Vivint Solar (NYSE:VSLR) has spent the past year cleaning up its house in residential solar after the company’s sale to SunEdison fell through. Now, operations are steadily improving. Vivint has also been one of the beneficiaries of Tesla‘s (NASDAQ:TSLA) decision to shrink its solar business, and it has made a relatively quick transition to selling solar systems rather than financing them and then leasing to customers. That’s the good news.
What hasn’t been going so well for the company is its launch of energy-storage products. A partnership with Mercedes-Benz recently went up in smoke after the automaker decided to focus its efforts on large-scale installations, and its effort to go head to head against Tesla’s Powerwall apparently hasn’t been as successful as the company had expected. This leaves Vivint Solar without its key energy storage partner, and with no obvious path to becoming a leader in the rapidly growing energy-storage market.
Mercedes-Benz abandons Vivint Solar
In May 2017, Vivint Solar and Mercedes-Benz forged an alliance to bring energy storage to the residential solar market. Mercedes-Benz’ supplied the battery units; each one had a 2.5 kW-hr capacity, and up to eight could be strung together in a storage system, enough to power the average U.S. home for about 16 hours.
Now, the two companies are going their separate ways. Vivint Solar has already replaced Mercedes-Benz’ batteries with LG Chem batteries on its website, but Greentech Media is reporting that LG batteries are only available in Utah, and won’t be rolled out to larger markets like California until later this year.
It’s likely that more than one fatal flaw contributed to the partnership’s collapse. The requirements an automaker has for an electric vehicle battery don’t entirely translate to what’s needed for one being installed in the home, so there could have been some issues with fit. Also, its batteries individually had far less capacity than Tesla’s 14 kW-hr Powerwall 2. Finally, Vivint Solar was relatively opaque on pricing, but Electrek has reported that the cost of a Mercedes-Benz energy storage system was between $5,000 and $13,000, which may not have been a compelling deal compared to the Powerwall, priced at $5,900 plus installation.
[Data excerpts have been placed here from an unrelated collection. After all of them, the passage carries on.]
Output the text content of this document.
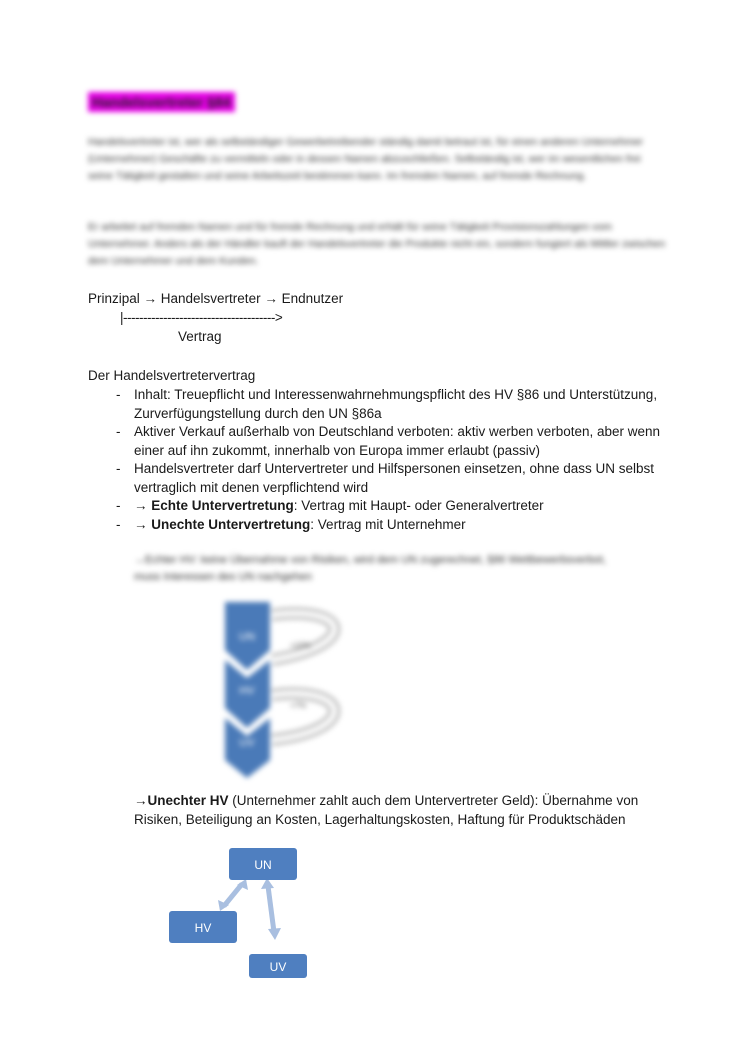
Handelsvertreter §84
Handelsvertreter ist, wer als selbständiger Gewerbetreibender ständig damit betraut ist, für einen anderen Unternehmer (Unternehmer) Geschäfte zu vermitteln oder in dessen Namen abzuschließen. Selbständig ist, wer im wesentlichen frei seine Tätigkeit gestalten und seine Arbeitszeit bestimmen kann. Im fremden Namen, auf fremde Rechnung.
Er arbeitet auf fremden Namen und für fremde Rechnung und erhält für seine Tätigkeit Provisionszahlungen vom Unternehmer. Anders als der Händler kauft der Handelsvertreter die Produkte nicht ein, sondern fungiert als Mittler zwischen dem Unternehmer und dem Kunden.
Prinzipal → Handelsvertreter → Endnutzer
|-------------------------------------->
Vertrag
Der Handelsvertretervertrag
- Inhalt: Treuepflicht und Interessenwahrnehmungspflicht des HV §86 und Unterstützung, Zurverfügungstellung durch den UN §86a
- Aktiver Verkauf außerhalb von Deutschland verboten: aktiv werben verboten, aber wenn einer auf ihn zukommt, innerhalb von Europa immer erlaubt (passiv)
- Handelsvertreter darf Untervertreter und Hilfspersonen einsetzen, ohne dass UN selbst vertraglich mit denen verpflichtend wird
- → Echte Untervertretung: Vertrag mit Haupt- oder Generalvertreter
- → Unechte Untervertretung: Vertrag mit Unternehmer
→Echter HV: keine Übernahme von Risiken, wird dem UN zugerechnet, §86 Wettbewerbsverbot, muss Interessen des UN nachgehen
UN
HV
UV
+10%
+7%
→Unechter HV (Unternehmer zahlt auch dem Untervertreter Geld): Übernahme von
Risiken, Beteiligung an Kosten, Lagerhaltungskosten, Haftung für Produktschäden
UN
HV
UV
Replacing Mercedes-Benz batteries with LG Chem should help lower costs and bring a company more focused on what the home market needs in energy storage, so there are some positives to bringing LG Chem onboard and it’s probably the right move short-term. But it doesn’t help at all with differentiating Vivint Solar’s product in the marketplace. LG Chem is also partnering with the biggest residential solar installer in the U.S., Sunrun (NASDAQ:RUN), meaning Vivint Solar is only catching up to, not surpassing, the competition.